At this point, I should bring in some more history.

For example, we know that President Bush very selectively declassified the 2002 National Intelligence Estimate to further the case for removing Saddam Hussein. The declassification was selective in that it gave the impression that America's intelligence community was unanimous in its assessement that Iraq possessed weapons of mass destruction. Left out of the declassification was the fact that the intelligence branches of the Air Force and the Department of Energy dissented. The community also had a much lower level of confidence in the findings than the administration presented them as having.
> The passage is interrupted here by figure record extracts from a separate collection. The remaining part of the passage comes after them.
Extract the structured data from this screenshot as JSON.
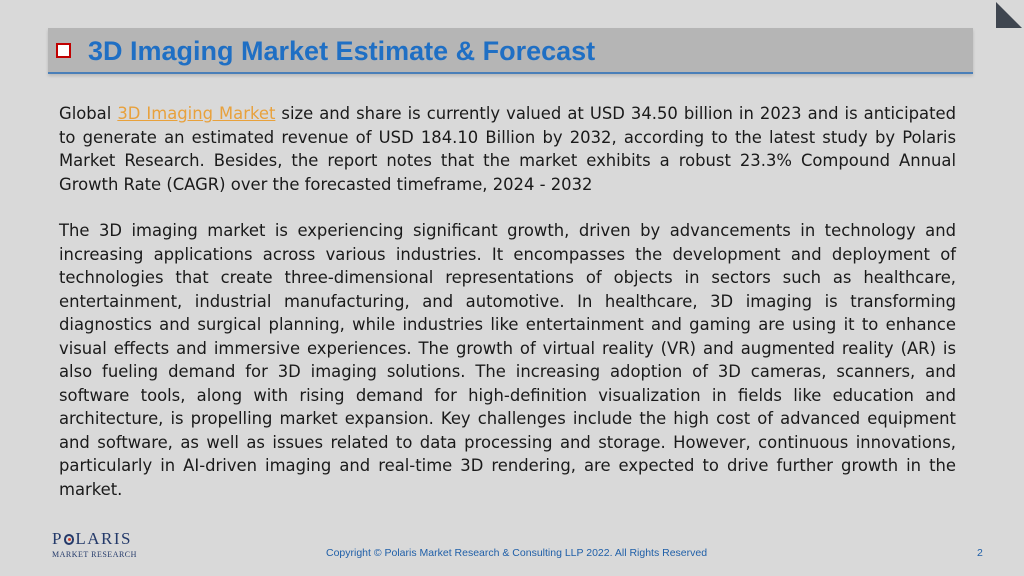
{
  "title": "3D Imaging Market Estimate & Forecast",
  "paragraph1": {
    "before_link": "Global ",
    "link": "3D Imaging Market",
    "after_link": " size and share is currently valued at USD 34.50 billion in 2023 and is anticipated to generate an estimated revenue of USD 184.10 Billion by 2032, according to the latest study by Polaris Market Research. Besides, the report notes that the market exhibits a robust 23.3% Compound Annual Growth Rate (CAGR) over the forecasted timeframe, 2024 - 2032"
  },
  "paragraph2": "The 3D imaging market is experiencing significant growth, driven by advancements in technology and increasing applications across various industries. It encompasses the development and deployment of technologies that create three-dimensional representations of objects in sectors such as healthcare, entertainment, industrial manufacturing, and automotive. In healthcare, 3D imaging is transforming diagnostics and surgical planning, while industries like entertainment and gaming are using it to enhance visual effects and immersive experiences. The growth of virtual reality (VR) and augmented reality (AR) is also fueling demand for 3D imaging solutions. The increasing adoption of 3D cameras, scanners, and software tools, along with rising demand for high-definition visualization in fields like education and architecture, is propelling market expansion. Key challenges include the high cost of advanced equipment and software, as well as issues related to data processing and storage. However, continuous innovations, particularly in AI-driven imaging and real-time 3D rendering, are expected to drive further growth in the market.",
  "logo": {
    "main_left": "P",
    "main_right": "LARIS",
    "sub": "MARKET RESEARCH"
  },
  "footer": {
    "copyright": "Copyright © Polaris Market Research & Consulting LLP 2022. All Rights Reserved",
    "page_number": "2"
  },
  "colors": {
    "title": "#1f6fc4",
    "link": "#e8a13c",
    "bullet_border": "#c00000",
    "footer_text": "#1f5fa8"
  }
}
Then there was the deliberate leak of Valarie Plame's identity as a CIA operative. We now know that the intial leak came from Deputy Secretary of State Richard Armitage, who admitted the leak immediately to investigators. But there's hardly a journalist alive who would run a story like that with only a single source. Vice President Cheney's Chief of Staff (and Counsellor to the President) Scooter Libby and Bush's Deputy Chief of Staff - and political consigliere - Karl Rove helpfully confirmed the Armitage leak. In Libby's case, it was confirmed to several reporters, including Tim Russert and Matthew Cooper.

Upon Libby's conviction in relation to the Plame leak, President Bush committed what I consider to be a disgraceful act in commuting his sentence, which most Republicans applauded. But even that wasn't enough. In the closing days of the administration, Vice President Cheney, again supported by innumerable Republican partisans, repeatedly asked the President to pardon Libby outright.

While we're on the topic of the selective outrage over national security leaks, there's a story just today that highlights it.
The author of a recently announced insider account of the raid that killed Usama bin Laden has been identified to Fox News as a 36-year-old former Navy SEAL Team 6 member from Alaska who also played a role in the high-profile rescue of an American captain kidnapped by Somali pirates.


The book, "No Easy Day: The Firsthand Account of the Mission That Killed Osama Bin Laden," is set to hit shelves on Sept 11. It is penned under the pseudonym "Mark Owen," according to the publisher, but multiple sources told Fox News his name is in fact Matt Bissonnette, 36, of Wrangell, Alaska. Bissonnette could be exposing himself to legal trouble, as the Pentagon has not vetted the account.


The tell-all book also has apparently upset a large population of former and current SEAL members who worry about releasing information that could compromise future missions. One Navy SEAL told Fox News, "How do we tell our guys to stay quiet when this guy won't?" Other SEALs are expressing anger, with some going so far as to call him a "traitor."
Because the bin Laden raid was actually a CIA operation that was carried out by the SEALs, not sending the manuscript of "No Easy Day" to Langley for security review may (or may not, the structure of the hit makes it legally questionable) a federal crime.

But you know what else is a crime? Knowingly revealing the name of someone who participated in two classified operations, which "multiple sources" did and Fox News ran with. Moreover, they very helpfully told the extremists who might want to exact revenge, where he lives.

Of course this, like other national security leaks that  don't help the GOP politically, is registering very low on the Republican Outrage Meter. Why, I'll bet that Sean Hannity doesn't devote 1.100th ofthe time to the leak of Matt Bissonnette's name as he did to ball-washing OPSEC PAC and their retarded theories of how life really works.

And that's why these people can't be taken seriously. Fox News, along with innumerable blogging morons, can't throw around classified names while still presenting themselves as Patriotic Protectors of National Security.

Well, I guess that you can. but you expose yourself as being nothing better than what you accuse Barack Obama of being: a partisan glory hound that holds the fortune of his own party above that of the national security of the United States.

In the end, OPSEC PAC and it's birther leader, should be viewed for what it is: a ridiculous (if well-financed and connected) Republican joke.